Propositional Logic: How to negate one of the ... statement

Question

I am trying to negate a statement expressed as something like one of the members satisfy ... property.

My understanding is that one of statement is equivalent to the existential logic, so its negation is supposed to be the universal statement like all of them does not satisfy ... property.

Is my understanding correct? I feel it's right but not 100% so sure.

Thx.

Answer 1

Nice intuition! Here is a formal representation of what you're saying...

Let $P(x)$ be a the following statement: $x$ has such and such property.

$\exists x P(x)$ is the formal way of saying "there exists at least one $x$ such that $x$ has such and such property."

$\forall x P(x)$ is the formal way of saying "for every $x$, $x$ has such and such property."

Now,

$\neg \exists x P(x) \Leftrightarrow \forall x \neg P(x)$

Is the formal way expressing that these two statements are logically equivalent:

1. It is not the case that there exists at least one $x$ such that $x$ has such and such property.
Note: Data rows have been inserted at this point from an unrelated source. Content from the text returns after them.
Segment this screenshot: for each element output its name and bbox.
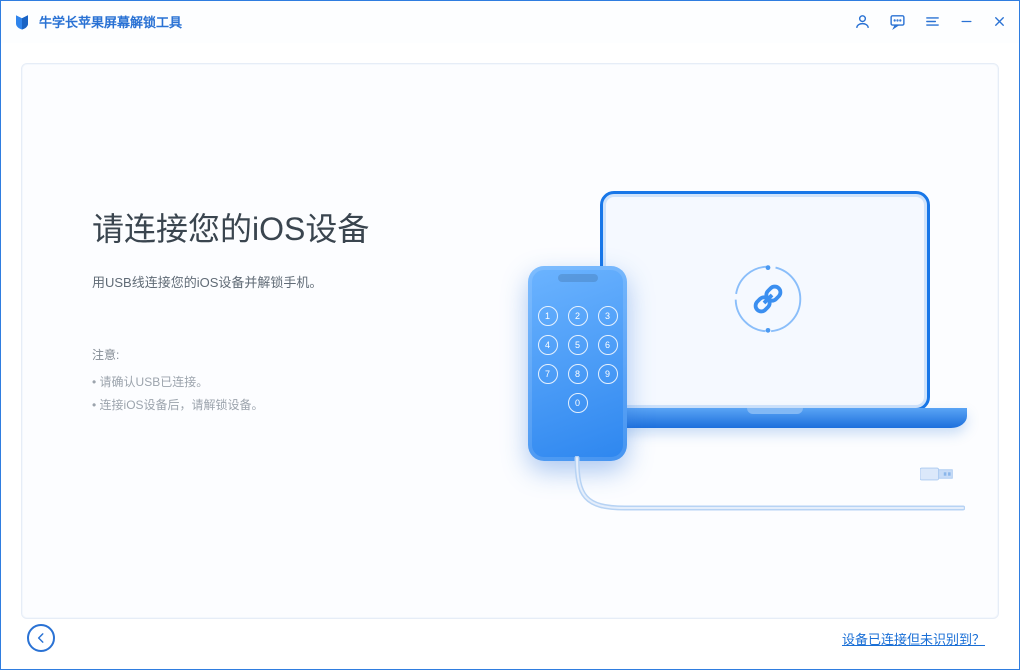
usb-cable: [565, 456, 965, 526]
laptop-notch: [747, 408, 803, 414]
note-item-2: • 连接iOS设备后，请解锁设备。: [92, 394, 482, 417]
feedback-icon[interactable]: [889, 13, 906, 30]
titlebar-left: 牛学长苹果屏幕解锁工具: [13, 12, 182, 31]
key-5: 5: [568, 335, 588, 355]
back-button[interactable]: [27, 624, 55, 652]
content-area: 请连接您的iOS设备 用USB线连接您的iOS设备并解锁手机。 注意: • 请确…: [1, 43, 1019, 669]
user-icon[interactable]: [854, 13, 871, 30]
key-7: 7: [538, 364, 558, 384]
key-2: 2: [568, 306, 588, 326]
key-4: 4: [538, 335, 558, 355]
key-6: 6: [598, 335, 618, 355]
key-1: 1: [538, 306, 558, 326]
app-window: 牛学长苹果屏幕解锁工具: [0, 0, 1020, 670]
device-not-detected-link[interactable]: 设备已连接但未识别到？: [842, 629, 985, 648]
note-1-text: 请确认USB已连接。: [100, 375, 209, 389]
menu-icon[interactable]: [924, 13, 941, 30]
main-panel: 请连接您的iOS设备 用USB线连接您的iOS设备并解锁手机。 注意: • 请确…: [21, 63, 999, 619]
close-icon[interactable]: [992, 14, 1007, 29]
app-title: 牛学长苹果屏幕解锁工具: [39, 12, 182, 31]
titlebar-right: [854, 13, 1007, 30]
usb-plug-icon: [920, 466, 954, 482]
illustration-column: 1 2 3 4 5 6 7 8 9 0: [482, 114, 968, 588]
key-9: 9: [598, 364, 618, 384]
key-3: 3: [598, 306, 618, 326]
page-subtext: 用USB线连接您的iOS设备并解锁手机。: [92, 272, 482, 291]
app-logo-icon: [13, 13, 31, 31]
phone-device: 1 2 3 4 5 6 7 8 9 0: [528, 266, 627, 461]
phone-keypad: 1 2 3 4 5 6 7 8 9 0: [528, 306, 627, 413]
note-2-text: 连接iOS设备后，请解锁设备。: [100, 398, 264, 412]
phone-notch: [558, 274, 598, 282]
footer-bar: 设备已连接但未识别到？: [21, 619, 999, 657]
connect-illustration: 1 2 3 4 5 6 7 8 9 0: [505, 161, 945, 541]
page-heading: 请连接您的iOS设备: [92, 204, 482, 250]
key-0: 0: [568, 393, 588, 413]
instruction-column: 请连接您的iOS设备 用USB线连接您的iOS设备并解锁手机。 注意: • 请确…: [92, 114, 482, 588]
note-item-1: • 请确认USB已连接。: [92, 371, 482, 394]
titlebar: 牛学长苹果屏幕解锁工具: [1, 1, 1019, 43]
key-8: 8: [568, 364, 588, 384]
link-icon: [730, 261, 806, 337]
minimize-icon[interactable]: [959, 14, 974, 29]
note-title: 注意:: [92, 346, 482, 363]
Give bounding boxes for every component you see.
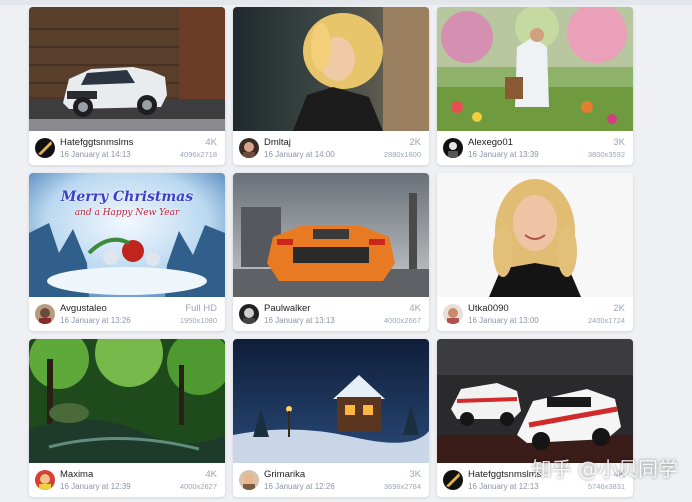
overlay-title: Merry Christmas bbox=[60, 189, 194, 205]
upload-date: 16 January at 13:26 bbox=[60, 316, 131, 325]
wallpaper-card[interactable]: Paulwalker 16 January at 13:13 4K 4000x2… bbox=[233, 173, 429, 331]
username[interactable]: Paulwalker bbox=[264, 303, 310, 314]
resolution-label: 2K bbox=[613, 303, 625, 314]
wallpaper-card[interactable]: Alexego01 16 January at 13:39 3K 3800x35… bbox=[437, 7, 633, 165]
upload-date: 16 January at 12:13 bbox=[468, 482, 539, 491]
painted-garden-thumbnail[interactable] bbox=[437, 7, 633, 131]
resolution-label: 2K bbox=[409, 137, 421, 148]
avatar[interactable] bbox=[239, 138, 259, 158]
username[interactable]: Alexego01 bbox=[468, 137, 513, 148]
avatar[interactable] bbox=[35, 138, 55, 158]
resolution-value: 3800x3592 bbox=[587, 150, 625, 159]
avatar[interactable] bbox=[443, 470, 463, 490]
card-meta: Grimarika 16 January at 12:26 3K 3696x27… bbox=[233, 463, 429, 497]
forest-river-thumbnail[interactable] bbox=[29, 339, 225, 463]
avatar[interactable] bbox=[35, 470, 55, 490]
resolution-label: 4K bbox=[409, 303, 421, 314]
card-meta: Avgustaleo 16 January at 13:26 Full HD 1… bbox=[29, 297, 225, 331]
racing-cars-garage-thumbnail[interactable] bbox=[437, 339, 633, 463]
upload-date: 16 January at 13:13 bbox=[264, 316, 335, 325]
resolution-label: 3K bbox=[409, 469, 421, 480]
wallpaper-card[interactable]: Dmltaj 16 January at 14:00 2K 2880x1800 bbox=[233, 7, 429, 165]
username[interactable]: Avgustaleo bbox=[60, 303, 107, 314]
resolution-value: 2880x1800 bbox=[383, 150, 421, 159]
top-strip bbox=[0, 0, 692, 5]
avatar[interactable] bbox=[239, 470, 259, 490]
upload-date: 16 January at 13:00 bbox=[468, 316, 539, 325]
wallpaper-card[interactable]: Grimarika 16 January at 12:26 3K 3696x27… bbox=[233, 339, 429, 497]
upload-date: 16 January at 14:13 bbox=[60, 150, 131, 159]
username[interactable]: Hatefggtsnmslms bbox=[60, 137, 133, 148]
username[interactable]: Utka0090 bbox=[468, 303, 509, 314]
upload-date: 16 January at 12:26 bbox=[264, 482, 335, 491]
resolution-label: 4K bbox=[205, 137, 217, 148]
resolution-value: 2400x1724 bbox=[587, 316, 625, 325]
resolution-value: 4096x2718 bbox=[179, 150, 217, 159]
upload-date: 16 January at 14:00 bbox=[264, 150, 335, 159]
upload-date: 16 January at 12:39 bbox=[60, 482, 131, 491]
upload-date: 16 January at 13:39 bbox=[468, 150, 539, 159]
username[interactable]: Grimarika bbox=[264, 469, 305, 480]
card-meta: Maxima 16 January at 12:39 4K 4000x2627 bbox=[29, 463, 225, 497]
orange-sports-car-thumbnail[interactable] bbox=[233, 173, 429, 297]
card-meta: Paulwalker 16 January at 13:13 4K 4000x2… bbox=[233, 297, 429, 331]
card-meta: Hatefggtsnmslms 16 January at 14:13 4K 4… bbox=[29, 131, 225, 165]
avatar[interactable] bbox=[35, 304, 55, 324]
resolution-label: 3K bbox=[613, 137, 625, 148]
watermark-text: 知乎 @小贝同学 bbox=[531, 457, 678, 481]
resolution-value: 4000x2667 bbox=[383, 316, 421, 325]
resolution-value: 3696x2784 bbox=[383, 482, 421, 491]
wallpaper-card[interactable]: Hatefggtsnmslms 16 January at 14:13 4K 4… bbox=[29, 7, 225, 165]
card-meta: Alexego01 16 January at 13:39 3K 3800x35… bbox=[437, 131, 633, 165]
white-pickup-truck-thumbnail[interactable] bbox=[29, 7, 225, 131]
wallpaper-card[interactable]: Merry Christmas and a Happy New Year Avg… bbox=[29, 173, 225, 331]
username[interactable]: Hatefggtsnmslms bbox=[468, 469, 541, 480]
avatar[interactable] bbox=[239, 304, 259, 324]
avatar[interactable] bbox=[443, 304, 463, 324]
resolution-value: 4000x2627 bbox=[179, 482, 217, 491]
avatar[interactable] bbox=[443, 138, 463, 158]
wallpaper-card[interactable]: Utka0090 16 January at 13:00 2K 2400x172… bbox=[437, 173, 633, 331]
card-meta: Dmltaj 16 January at 14:00 2K 2880x1800 bbox=[233, 131, 429, 165]
username[interactable]: Dmltaj bbox=[264, 137, 291, 148]
resolution-label: Full HD bbox=[185, 303, 217, 314]
resolution-value: 1950x1080 bbox=[179, 316, 217, 325]
username[interactable]: Maxima bbox=[60, 469, 93, 480]
winter-cabin-night-thumbnail[interactable] bbox=[233, 339, 429, 463]
resolution-value: 5746x3831 bbox=[587, 482, 625, 491]
wallpaper-card[interactable]: Maxima 16 January at 12:39 4K 4000x2627 bbox=[29, 339, 225, 497]
card-meta: Utka0090 16 January at 13:00 2K 2400x172… bbox=[437, 297, 633, 331]
overlay-subtitle: and a Happy New Year bbox=[74, 208, 180, 218]
blonde-woman-portrait-thumbnail[interactable] bbox=[233, 7, 429, 131]
blonde-woman-smiling-thumbnail[interactable] bbox=[437, 173, 633, 297]
resolution-label: 4K bbox=[205, 469, 217, 480]
christmas-card-thumbnail[interactable]: Merry Christmas and a Happy New Year bbox=[29, 173, 225, 297]
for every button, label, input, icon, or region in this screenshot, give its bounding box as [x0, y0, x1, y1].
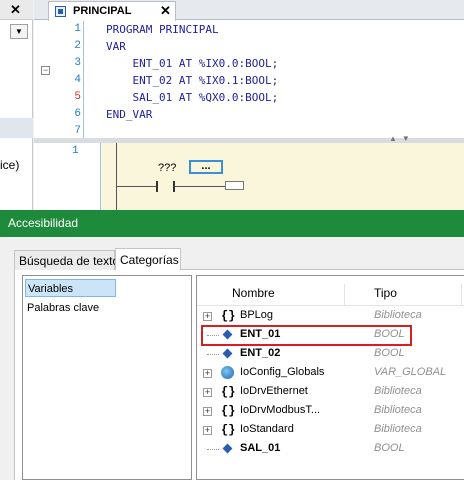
column-divider[interactable]	[344, 284, 345, 306]
expand-plus-icon[interactable]: +	[203, 369, 212, 378]
power-rail	[116, 143, 117, 210]
line-number: 4	[74, 74, 81, 86]
column-header-nombre[interactable]: Nombre	[232, 286, 275, 300]
tree-header: Nombre Tipo	[197, 284, 464, 306]
tab-busqueda-de-texto[interactable]: Búsqueda de texto	[14, 250, 119, 270]
rung-wire	[116, 186, 156, 187]
left-pane: ✕ ▼ ice)	[0, 0, 33, 210]
code-text: END_VAR	[106, 108, 153, 121]
row-type: Biblioteca	[374, 385, 422, 397]
category-item-palabras-clave[interactable]: Palabras clave	[25, 299, 116, 317]
row-name: IoStandard	[240, 423, 294, 435]
splitter-arrows-icon[interactable]: ▲▼	[389, 134, 415, 143]
left-pane-header: ✕	[0, 0, 33, 20]
line-number: 6	[74, 108, 81, 120]
ladder-gutter: 1	[34, 143, 101, 210]
tab-principal-label: PRINCIPAL	[73, 5, 132, 17]
app-root: ✕ ▼ ice) PRINCIPAL ✕ − 1 PROGRAM PRINCIP…	[0, 0, 464, 480]
code-text: PROGRAM PRINCIPAL	[106, 23, 219, 36]
line-number: 1	[74, 23, 81, 35]
code-line[interactable]: 1 PROGRAM PRINCIPAL	[34, 21, 464, 38]
library-braces-icon: {}	[221, 385, 236, 399]
tree-row[interactable]: + {} IoDrvModbusT... Biblioteca	[197, 402, 464, 421]
row-name: IoConfig_Globals	[240, 366, 325, 378]
chevron-down-icon[interactable]: ▼	[10, 24, 28, 39]
editor-pane: PRINCIPAL ✕ − 1 PROGRAM PRINCIPAL 2 VAR …	[34, 0, 464, 210]
tree-row[interactable]: + {} IoDrvEthernet Biblioteca	[197, 383, 464, 402]
line-number: 2	[74, 40, 81, 52]
panel-title: Accesibilidad	[0, 210, 464, 237]
code-line[interactable]: 4 ENT_02 AT %IX0.1:BOOL;	[34, 72, 464, 89]
code-line[interactable]: 2 VAR	[34, 38, 464, 55]
coil-variable-placeholder[interactable]: ...	[189, 160, 223, 174]
code-line[interactable]: 3 ENT_01 AT %IX0.0:BOOL;	[34, 55, 464, 72]
variable-diamond-icon	[221, 347, 235, 361]
rung-wire	[175, 186, 225, 187]
variable-diamond-icon	[221, 442, 235, 456]
coil-box[interactable]	[225, 181, 244, 190]
row-type: BOOL	[374, 442, 405, 454]
code-text: ENT_02 AT %IX0.1:BOOL;	[106, 74, 279, 87]
row-name: IoDrvModbusT...	[240, 404, 321, 416]
highlight-box	[201, 325, 412, 346]
row-name: ENT_02	[240, 347, 281, 359]
network-number: 1	[72, 145, 79, 157]
globe-icon	[221, 366, 235, 380]
variable-tree: Nombre Tipo + {} BPLog Biblioteca ENT_01…	[196, 275, 464, 480]
library-braces-icon: {}	[221, 404, 236, 418]
line-number: 5	[74, 91, 81, 103]
contact-left-bar[interactable]	[156, 181, 158, 192]
row-type: Biblioteca	[374, 423, 422, 435]
left-pane-selected-row[interactable]	[0, 118, 33, 138]
row-type: VAR_GLOBAL	[374, 366, 447, 378]
tree-row[interactable]: ENT_02 BOOL	[197, 345, 464, 364]
code-text: VAR	[106, 40, 126, 53]
expand-plus-icon[interactable]: +	[203, 426, 212, 435]
column-divider[interactable]	[461, 284, 462, 306]
line-number: 3	[74, 57, 81, 69]
tab-principal[interactable]: PRINCIPAL ✕	[48, 1, 176, 21]
contact-variable-label[interactable]: ???	[158, 162, 176, 174]
program-icon	[55, 6, 66, 17]
column-header-tipo[interactable]: Tipo	[374, 286, 397, 300]
category-list: Variables Palabras clave	[22, 275, 192, 480]
expand-plus-icon[interactable]: +	[203, 407, 212, 416]
library-braces-icon: {}	[221, 309, 236, 323]
accessibility-panel: Accesibilidad Búsqueda de texto Categorí…	[0, 210, 464, 480]
code-text: ENT_01 AT %IX0.0:BOOL;	[106, 57, 279, 70]
code-text: SAL_01 AT %QX0.0:BOOL;	[106, 91, 279, 104]
tree-row[interactable]: + IoConfig_Globals VAR_GLOBAL	[197, 364, 464, 383]
tree-row[interactable]: SAL_01 BOOL	[197, 440, 464, 459]
row-name: BPLog	[240, 309, 274, 321]
row-type: Biblioteca	[374, 309, 422, 321]
expand-plus-icon[interactable]: +	[203, 388, 212, 397]
tab-close-icon[interactable]: ✕	[160, 3, 171, 19]
row-name: IoDrvEthernet	[240, 385, 308, 397]
left-pane-partial-label: ice)	[0, 158, 20, 172]
tree-row[interactable]: ENT_01 BOOL	[197, 325, 464, 346]
ladder-network-area[interactable]: 1 ??? ...	[34, 143, 464, 210]
declaration-editor[interactable]: − 1 PROGRAM PRINCIPAL 2 VAR 3 ENT_01 AT …	[34, 21, 464, 138]
tree-row[interactable]: + {} IoStandard Biblioteca	[197, 421, 464, 440]
code-line[interactable]: 5 SAL_01 AT %QX0.0:BOOL;	[34, 89, 464, 106]
tree-connector	[207, 449, 219, 450]
tab-categorias[interactable]: Categorías	[115, 248, 181, 270]
tree-connector	[207, 354, 219, 355]
row-type: Biblioteca	[374, 404, 422, 416]
category-item-variables[interactable]: Variables	[25, 279, 116, 297]
row-name: SAL_01	[240, 442, 281, 454]
row-type: BOOL	[374, 347, 405, 359]
expand-plus-icon[interactable]: +	[203, 312, 212, 321]
left-pane-close-icon[interactable]: ✕	[10, 2, 21, 18]
editor-tab-bar: PRINCIPAL ✕	[34, 0, 464, 21]
tree-row[interactable]: + {} BPLog Biblioteca	[197, 307, 464, 326]
library-braces-icon: {}	[221, 423, 236, 437]
code-line[interactable]: 6 END_VAR	[34, 106, 464, 123]
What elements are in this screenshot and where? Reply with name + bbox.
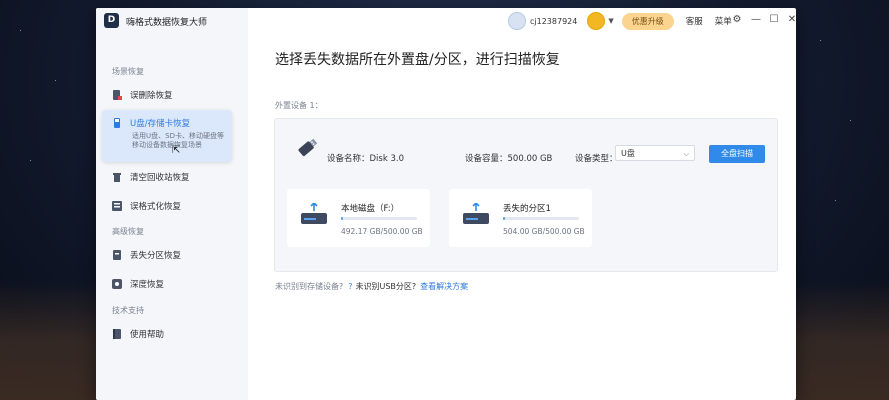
partition-name: 丢失的分区1 bbox=[503, 204, 551, 214]
close-icon[interactable]: ✕ bbox=[786, 14, 796, 25]
footer-tip: 未识别到存储设备? ? 未识别USB分区? 查看解决方案 bbox=[275, 281, 468, 292]
device-name-label: 设备名称： bbox=[327, 154, 370, 164]
avatar[interactable] bbox=[508, 12, 526, 30]
partition-card[interactable]: 本地磁盘（F:） 492.17 GB/500.00 GB bbox=[287, 189, 430, 247]
hard-drive-icon bbox=[301, 201, 327, 224]
sidebar-item-description: 适用U盘、SD卡、移动硬盘等移动设备数据恢复场景 bbox=[132, 132, 224, 149]
minimize-icon[interactable]: — bbox=[750, 14, 762, 25]
partition-size: 504.00 GB/500.00 GB bbox=[503, 227, 585, 236]
app-window: D 嗨格式数据恢复大师 场景恢复 误删除恢复 U盘/存储卡恢复 适用U盘、SD卡… bbox=[96, 8, 796, 400]
unrecognized-device-text: 未识别到存储设备? bbox=[275, 282, 344, 291]
device-capacity-label: 设备容量： bbox=[465, 154, 508, 164]
usb-partition-help-text: 未识别USB分区? bbox=[355, 282, 417, 291]
user-id[interactable]: cj12387924 bbox=[530, 17, 577, 26]
vip-upgrade-button[interactable]: 优惠升级 bbox=[621, 12, 674, 30]
sidebar-item-deep-recovery[interactable]: 深度恢复 bbox=[102, 273, 232, 295]
page-title: 选择丢失数据所在外置盘/分区，进行扫描恢复 bbox=[275, 52, 560, 68]
usb-drive-icon bbox=[291, 135, 319, 163]
sidebar-item-help[interactable]: 使用帮助 bbox=[102, 323, 232, 345]
device-capacity-info: 设备容量：500.00 GB bbox=[465, 152, 552, 164]
file-delete-icon bbox=[112, 90, 122, 100]
partition-size: 492.17 GB/500.00 GB bbox=[341, 227, 423, 236]
full-scan-button[interactable]: 全盘扫描 bbox=[709, 145, 765, 163]
sidebar-item-format-recovery[interactable]: 误格式化恢复 bbox=[102, 195, 232, 217]
sidebar-item-label: 丢失分区恢复 bbox=[130, 251, 182, 261]
menu-link[interactable]: 菜单 bbox=[715, 15, 732, 27]
maximize-icon[interactable]: ☐ bbox=[768, 14, 780, 25]
sidebar-item-label: 使用帮助 bbox=[130, 330, 165, 340]
sidebar-item-deleted-recovery[interactable]: 误删除恢复 bbox=[102, 84, 232, 106]
partition-usage-fill bbox=[503, 217, 505, 220]
view-solution-link[interactable]: 查看解决方案 bbox=[420, 281, 468, 292]
sidebar-item-usb-recovery[interactable]: U盘/存储卡恢复 适用U盘、SD卡、移动硬盘等移动设备数据恢复场景 bbox=[102, 110, 232, 162]
deep-scan-icon bbox=[112, 279, 122, 289]
chevron-down-icon[interactable]: ▼ bbox=[608, 17, 613, 25]
partition-card[interactable]: 丢失的分区1 504.00 GB/500.00 GB bbox=[449, 189, 592, 247]
device-section-label: 外置设备 1： bbox=[275, 101, 323, 110]
top-bar: cj12387924 ▼ 优惠升级 客服 菜单 ⚙ — ☐ ✕ bbox=[96, 8, 796, 34]
device-type-select[interactable]: U盘 ⌵ bbox=[615, 145, 695, 161]
mouse-cursor-icon: ⇱ bbox=[172, 145, 181, 156]
device-type-value: U盘 bbox=[621, 149, 635, 158]
customer-service-link[interactable]: 客服 bbox=[686, 15, 703, 27]
device-capacity-value: 500.00 GB bbox=[507, 154, 553, 164]
sidebar-item-label: U盘/存储卡恢复 bbox=[130, 119, 191, 129]
hard-drive-icon bbox=[463, 201, 489, 224]
section-scene-recovery: 场景恢复 bbox=[112, 67, 144, 76]
device-name-info: 设备名称：Disk 3.0 bbox=[327, 152, 404, 164]
chevron-down-icon: ⌵ bbox=[683, 150, 689, 158]
section-tech-support: 技术支持 bbox=[112, 306, 144, 315]
partition-usage-bar bbox=[503, 217, 579, 220]
question-icon: ? bbox=[348, 282, 353, 291]
partition-name: 本地磁盘（F:） bbox=[341, 204, 400, 214]
sidebar-item-recycle-bin[interactable]: 清空回收站恢复 bbox=[102, 166, 232, 188]
sidebar-item-lost-partition[interactable]: 丢失分区恢复 bbox=[102, 244, 232, 266]
settings-icon[interactable]: ⚙ bbox=[731, 14, 743, 25]
user-area: cj12387924 ▼ 优惠升级 客服 菜单 bbox=[508, 12, 732, 30]
usb-card-icon bbox=[112, 118, 122, 128]
vip-coin-icon[interactable] bbox=[587, 12, 606, 30]
sidebar-item-label: 误格式化恢复 bbox=[130, 202, 182, 212]
partition-usage-fill bbox=[341, 217, 343, 220]
partition-icon bbox=[112, 250, 122, 260]
sidebar-item-label: 深度恢复 bbox=[130, 280, 165, 290]
device-panel: 设备名称：Disk 3.0 设备容量：500.00 GB 设备类型： U盘 ⌵ … bbox=[274, 118, 778, 272]
help-book-icon bbox=[112, 329, 122, 339]
recycle-bin-icon bbox=[112, 172, 122, 182]
section-advanced-recovery: 高级恢复 bbox=[112, 227, 144, 236]
device-type-label: 设备类型： bbox=[575, 154, 618, 164]
sidebar-item-label: 误删除恢复 bbox=[130, 91, 173, 101]
sidebar: D 嗨格式数据恢复大师 场景恢复 误删除恢复 U盘/存储卡恢复 适用U盘、SD卡… bbox=[96, 8, 248, 400]
format-icon bbox=[112, 201, 122, 211]
partition-usage-bar bbox=[341, 217, 417, 220]
device-name-value: Disk 3.0 bbox=[369, 154, 404, 164]
sidebar-item-label: 清空回收站恢复 bbox=[130, 173, 190, 183]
2. For every $x$, it is not the case that $x$ has such and such property.

Answer 2

To add to the RyRy the Fly Guy answer, below is a proof of the tautology $\neg\exists x P(x) \leftrightarrow \forall x\neg P(x)$:

\begin{align} & \text{First we prove that $\neg \exists x P(x) \rightarrow \forall x \neg P(x)$:}\\ &(1)\quad \neg\exists x P(x) & \text{assumption}\\ &(2)\quad P(x) & \text{assumption}\\ &(3)\quad \exists P(x) & \text{E.G.}\\ &(4)\quad \exists P(x)\land\neg\exists P(x) & \text{conj. intro.}\\ &(5)\quad \bot & \text{$\bot$ intro. (4)}\\ &(6)\quad \neg P(x) & \text{R.A.A (2, 5)}\\ &(7)\quad \forall x\neg P(x) & \text{U.S.(1, 7)}\\ &(8)\quad \neg \exists x P(x) \rightarrow \forall x \neg P(x)&\text{C.P.}\\ \\ & \text{Now prove that $\forall x \neg P(x)\rightarrow\neg \exists x P(x)$:}\\ &(9)\quad \forall x \neg P(x) & \text{assumption}\\ &(10)\quad \exists x P(x) & \text{assumption}\\ &(11)\quad P(\alpha) & \text{E.S.}\\ &(12)\quad \neg P(\alpha) & \text{U.S.}\\ &(13)\quad \neg P(\alpha)\land P(\alpha) & \text{conj. intro}\\ &(14)\quad \bot & \text{$\bot$ intro. (13)}\\ &(15)\quad \neg\exists x P(x) & \text{R.A.A (10, 14)}\\ &(16)\quad \forall x \neg P(x)\rightarrow\neg \exists x P(x)&\text{C.P. (9, 15)}\\ \\ & \text{Conclude that $\neg\exists x P(x) \leftrightarrow \forall x\neg P(x)$}\\ \end{align}

E.G. stands for Existential Generalization, E.S. - Existential Specification, U.S. - Universal Specification, C.P. - Conditional Proof, R.A.A. - Reductio Ad Absurdum.